Tuesday, July 20, 2004

How to Get a Quick Jump in Credit Score

If you want to increase your credit score quickly, you have to know which items affect your score. Lenders use a credit score to assess the risk that you will default on a loan. Credit scores range from 300 to 850. A high score increases your chance of receiving favorable credit terms from a lender. The items with the most impact on your score are the amount of debt you have and how you pay it.

Instructions

    1

    Review your credit report to check the balances and credit limits. Look at each credit card account.

    2

    Calculate how much of your available credit you are using for each credit card. Credit reporting agencies consider all your accounts together to calculate an overall percentage of credit usage. For all credit cards, if the total usage is 30 percent or more of available credit, your score will decrease.

    3

    Pay your credit card balances down or off. Send in enough money for each credit card account to get the percentage of use below 30 percent. You can also choose to pay your accounts off in full.
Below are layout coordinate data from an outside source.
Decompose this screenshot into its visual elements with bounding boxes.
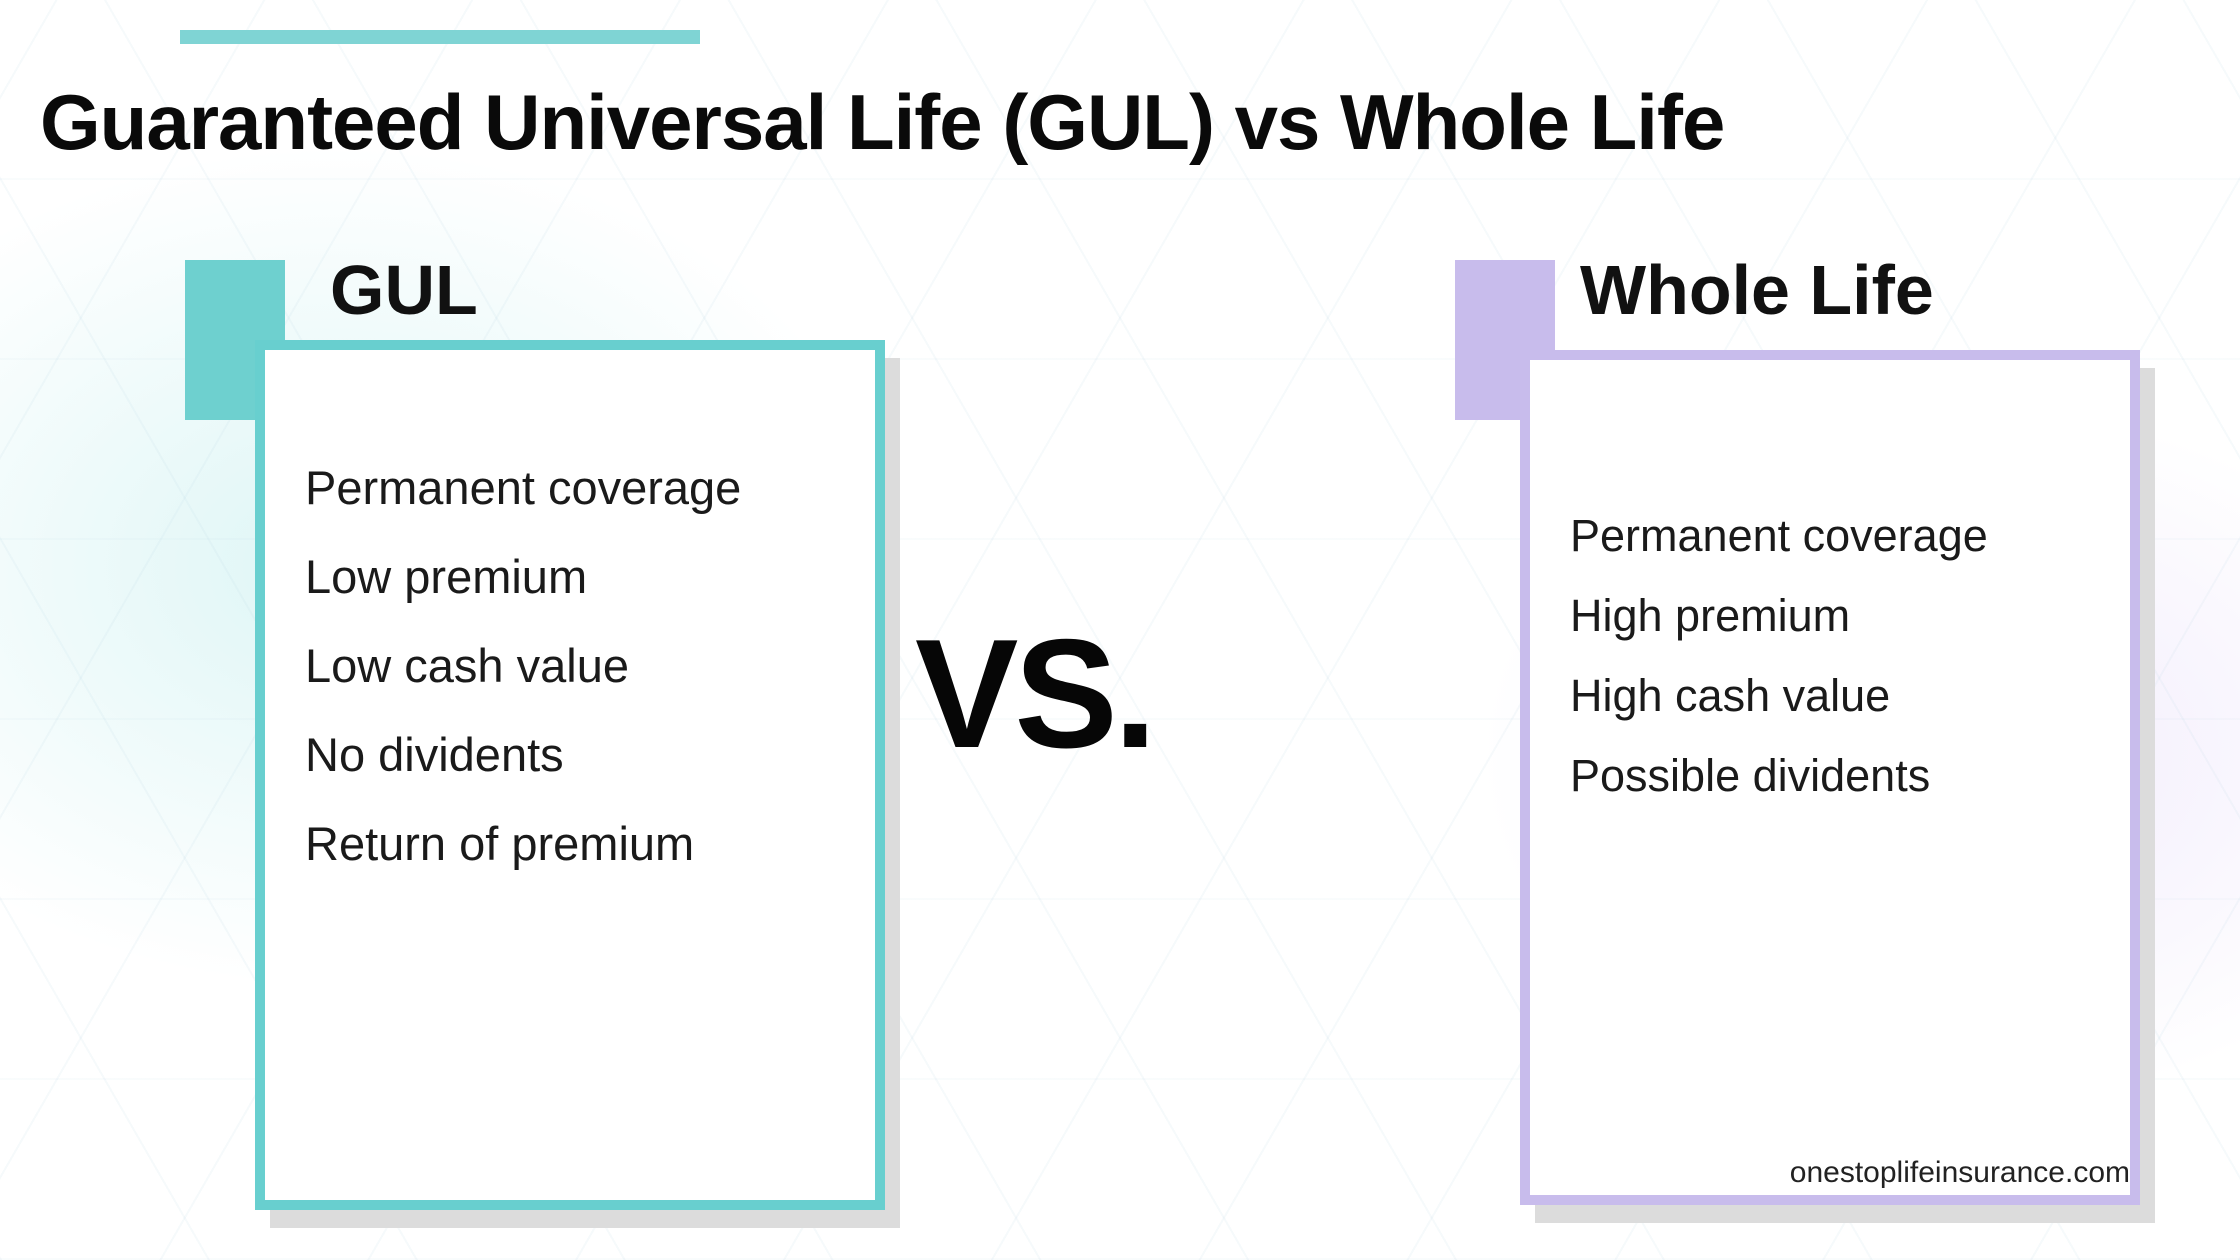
page-title: Guaranteed Universal Life (GUL) vs Whole… bbox=[40, 80, 1724, 166]
list-item: Permanent coverage bbox=[1570, 510, 1988, 562]
left-items: Permanent coverage Low premium Low cash … bbox=[305, 460, 741, 871]
list-item: Return of premium bbox=[305, 816, 741, 871]
list-item: High premium bbox=[1570, 590, 1988, 642]
right-card: Permanent coverage High premium High cas… bbox=[1520, 350, 2140, 1205]
right-column-label: Whole Life bbox=[1580, 255, 1934, 325]
list-item: Low premium bbox=[305, 549, 741, 604]
list-item: Low cash value bbox=[305, 638, 741, 693]
left-column-label: GUL bbox=[330, 255, 478, 325]
left-card: Permanent coverage Low premium Low cash … bbox=[255, 340, 885, 1210]
credit: onestoplifeinsurance.com bbox=[1790, 1156, 2130, 1190]
vs-label: VS. bbox=[915, 605, 1153, 783]
right-items: Permanent coverage High premium High cas… bbox=[1570, 510, 1988, 802]
list-item: Possible dividents bbox=[1570, 750, 1988, 802]
list-item: High cash value bbox=[1570, 670, 1988, 722]
list-item: Permanent coverage bbox=[305, 460, 741, 515]
list-item: No dividents bbox=[305, 727, 741, 782]
top-rule bbox=[180, 30, 700, 44]
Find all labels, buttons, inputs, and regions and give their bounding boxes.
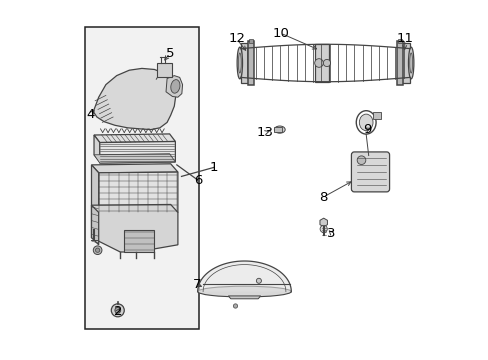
- Bar: [157, 63, 171, 77]
- Circle shape: [323, 59, 330, 67]
- Circle shape: [95, 248, 100, 252]
- Circle shape: [256, 278, 261, 283]
- Ellipse shape: [409, 53, 412, 73]
- Bar: [274, 127, 281, 132]
- Bar: [85, 27, 199, 329]
- Ellipse shape: [237, 47, 242, 79]
- Polygon shape: [197, 261, 291, 292]
- Text: 11: 11: [395, 32, 412, 45]
- Circle shape: [93, 246, 102, 255]
- Text: 6: 6: [194, 174, 202, 186]
- Text: 9: 9: [362, 123, 370, 136]
- Ellipse shape: [359, 114, 372, 131]
- Ellipse shape: [407, 47, 413, 79]
- Bar: [401, 43, 409, 83]
- Circle shape: [320, 225, 326, 233]
- Polygon shape: [93, 68, 176, 130]
- Polygon shape: [228, 296, 260, 299]
- Bar: [247, 41, 253, 85]
- Circle shape: [111, 304, 124, 317]
- Bar: [241, 43, 248, 83]
- Ellipse shape: [238, 53, 241, 73]
- Ellipse shape: [170, 80, 180, 93]
- Text: 13: 13: [256, 126, 273, 139]
- Polygon shape: [99, 172, 178, 213]
- Circle shape: [233, 304, 237, 308]
- Polygon shape: [123, 230, 154, 252]
- Circle shape: [314, 59, 323, 67]
- Polygon shape: [166, 76, 182, 97]
- Bar: [396, 41, 402, 85]
- Circle shape: [115, 307, 121, 313]
- Polygon shape: [91, 164, 178, 173]
- Polygon shape: [91, 205, 99, 245]
- Text: 12: 12: [227, 32, 244, 45]
- Polygon shape: [94, 135, 100, 162]
- Text: 10: 10: [271, 27, 288, 40]
- Polygon shape: [91, 165, 99, 213]
- Text: 2: 2: [113, 305, 122, 318]
- Circle shape: [356, 156, 365, 165]
- Ellipse shape: [197, 286, 291, 297]
- Polygon shape: [91, 204, 178, 252]
- Polygon shape: [100, 141, 175, 163]
- Text: 3: 3: [326, 227, 335, 240]
- Bar: [314, 44, 328, 82]
- Text: 7: 7: [192, 278, 201, 291]
- Text: 1: 1: [209, 161, 218, 174]
- Text: 4: 4: [86, 108, 94, 121]
- Bar: [373, 112, 381, 119]
- FancyBboxPatch shape: [351, 152, 389, 192]
- Text: 5: 5: [165, 47, 174, 60]
- Ellipse shape: [274, 126, 285, 133]
- Polygon shape: [94, 134, 175, 143]
- Polygon shape: [94, 154, 175, 163]
- Text: 8: 8: [318, 191, 326, 204]
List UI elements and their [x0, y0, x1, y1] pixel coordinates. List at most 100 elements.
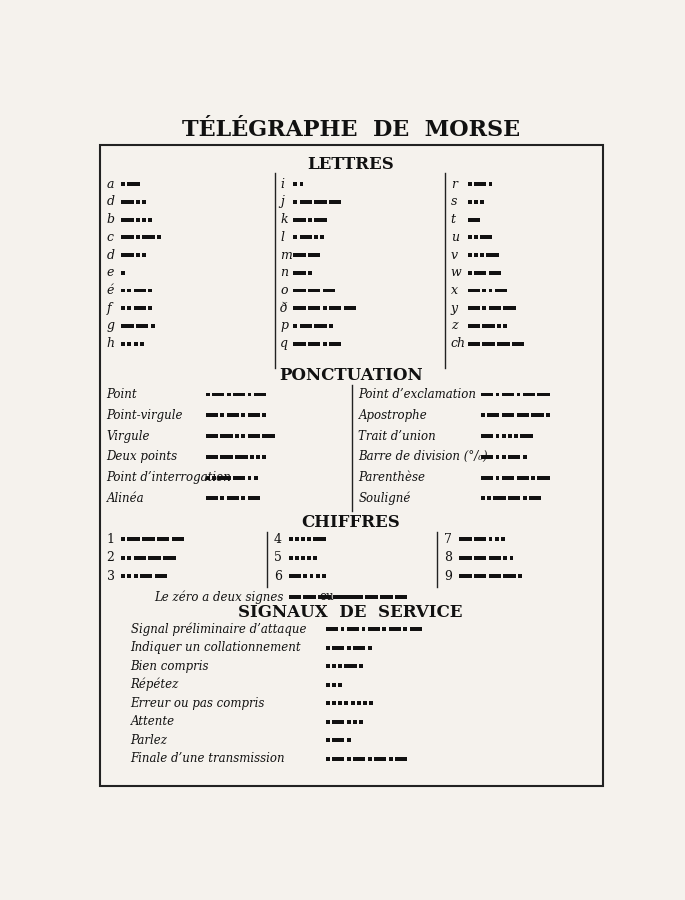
Text: CHIFFRES: CHIFFRES	[301, 514, 400, 531]
Bar	[142, 253, 146, 257]
Bar	[503, 574, 516, 578]
Bar	[295, 556, 299, 560]
Bar	[318, 595, 331, 598]
Bar	[502, 392, 514, 396]
Bar	[121, 342, 125, 346]
Bar	[127, 537, 140, 541]
Bar	[221, 497, 225, 500]
Text: Apostrophe: Apostrophe	[358, 409, 427, 422]
Text: PONCTUATION: PONCTUATION	[279, 367, 423, 384]
Bar	[127, 556, 132, 560]
Bar	[326, 683, 329, 687]
Bar	[353, 757, 365, 760]
Bar	[518, 574, 522, 578]
Bar	[474, 236, 477, 239]
Bar	[149, 218, 152, 221]
Text: s: s	[451, 195, 457, 209]
Bar	[299, 236, 312, 239]
Text: Répétez: Répétez	[131, 678, 179, 691]
Bar	[121, 218, 134, 221]
Bar	[516, 392, 521, 396]
Bar	[503, 556, 507, 560]
Bar	[206, 497, 218, 500]
Bar	[295, 537, 299, 541]
Bar	[221, 413, 225, 418]
Bar	[508, 497, 521, 500]
Bar	[151, 324, 155, 328]
Bar	[314, 236, 318, 239]
Bar	[481, 476, 493, 480]
Bar	[326, 720, 329, 724]
Bar	[136, 218, 140, 221]
Text: a: a	[107, 177, 114, 191]
Text: Point d’exclamation: Point d’exclamation	[358, 388, 477, 400]
Bar	[293, 253, 306, 257]
Bar	[523, 392, 535, 396]
Bar	[134, 306, 146, 310]
Text: Parenthèse: Parenthèse	[358, 471, 425, 484]
Bar	[496, 392, 499, 396]
Bar	[323, 306, 327, 310]
Bar	[468, 218, 480, 221]
Text: Point: Point	[107, 388, 137, 400]
Bar	[347, 757, 351, 760]
Bar	[502, 476, 514, 480]
Bar	[332, 757, 345, 760]
Bar	[155, 574, 167, 578]
Text: r: r	[451, 177, 457, 191]
Bar	[486, 253, 499, 257]
Bar	[523, 497, 527, 500]
Bar	[516, 413, 529, 418]
Bar	[496, 434, 499, 438]
Bar	[136, 236, 140, 239]
Text: c: c	[107, 231, 114, 244]
Bar	[488, 289, 493, 293]
Bar	[493, 497, 506, 500]
Bar	[293, 289, 306, 293]
Bar	[347, 627, 359, 631]
Bar	[329, 306, 341, 310]
Bar	[353, 720, 357, 724]
Bar	[332, 664, 336, 668]
Bar	[235, 434, 239, 438]
Bar	[288, 574, 301, 578]
Bar	[308, 342, 321, 346]
Text: f: f	[107, 302, 111, 315]
Bar	[163, 556, 175, 560]
Bar	[308, 537, 311, 541]
Bar	[293, 183, 297, 186]
Bar	[474, 574, 486, 578]
Bar	[474, 537, 486, 541]
Bar	[481, 497, 485, 500]
Bar	[326, 701, 329, 705]
Bar	[502, 434, 506, 438]
Bar	[241, 434, 245, 438]
Bar	[221, 454, 233, 459]
Bar	[142, 218, 146, 221]
Bar	[149, 289, 152, 293]
Bar	[262, 413, 266, 418]
Text: q: q	[280, 338, 288, 350]
Bar	[380, 595, 393, 598]
Bar	[482, 342, 495, 346]
Bar	[359, 664, 363, 668]
Text: Alinéa: Alinéa	[107, 492, 144, 505]
Bar	[250, 454, 254, 459]
Bar	[314, 324, 327, 328]
Text: Point d’interrogation: Point d’interrogation	[107, 471, 232, 484]
Bar	[206, 476, 210, 480]
Bar	[293, 306, 306, 310]
Bar	[388, 757, 393, 760]
Bar	[326, 646, 329, 650]
Bar	[329, 200, 341, 204]
Bar	[227, 413, 239, 418]
Text: o: o	[280, 284, 288, 297]
Bar	[538, 476, 550, 480]
Bar	[353, 646, 365, 650]
Bar	[468, 324, 480, 328]
Bar	[157, 537, 169, 541]
Bar	[508, 454, 521, 459]
Bar	[308, 271, 312, 274]
Bar	[482, 324, 495, 328]
Bar	[345, 701, 349, 705]
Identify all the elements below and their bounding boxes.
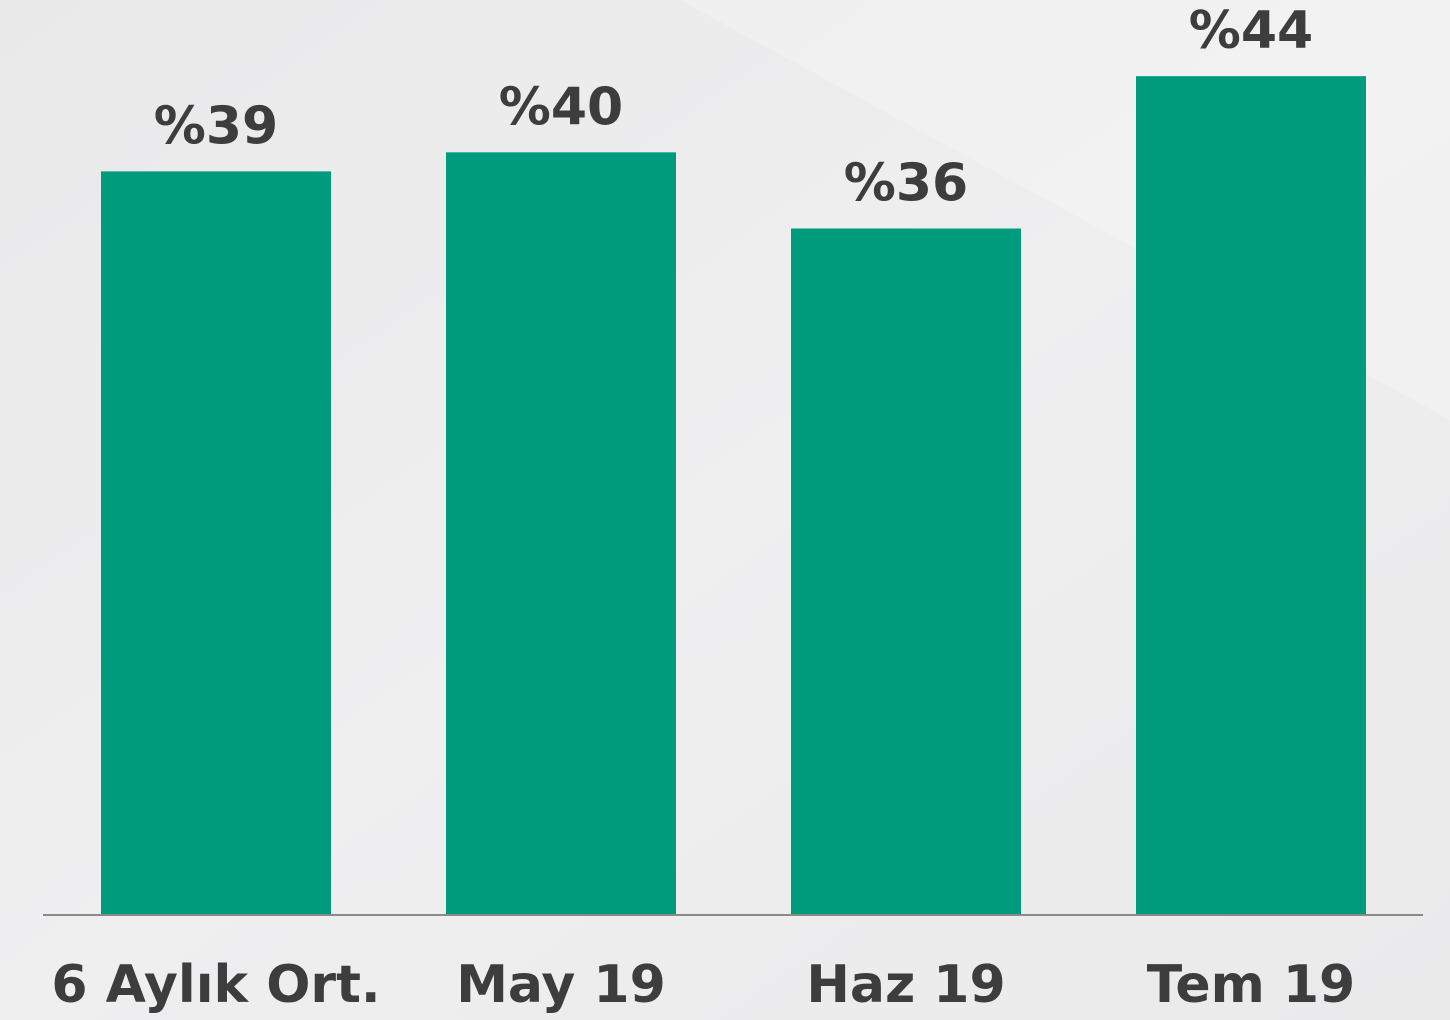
- bar: [446, 152, 676, 915]
- value-label: %39: [154, 96, 278, 156]
- x-tick-label: May 19: [456, 955, 666, 1015]
- value-label: %44: [1189, 1, 1313, 61]
- bar: [791, 228, 1021, 914]
- x-tick-label: 6 Aylık Ort.: [51, 955, 380, 1015]
- bar: [101, 171, 331, 914]
- x-tick-label: Tem 19: [1147, 955, 1355, 1015]
- value-label: %40: [499, 77, 623, 137]
- x-tick-label: Haz 19: [806, 955, 1005, 1015]
- bar: [1136, 76, 1366, 914]
- value-label: %36: [844, 154, 968, 214]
When the credit reporting agencies update your information you will see a jump in your score.

    4

    Make sure creditors receive your payments before the closing date on the bill. If your closing date is June 22, your balance at that point will be reported to the credit reporting agency. Credit card statements are mailed out on the day after the closing date (in this example statements go out June 23). If you pay down your credit cards on June 23, it will be another full month before the new balance information is reported to the credit reporting agencies.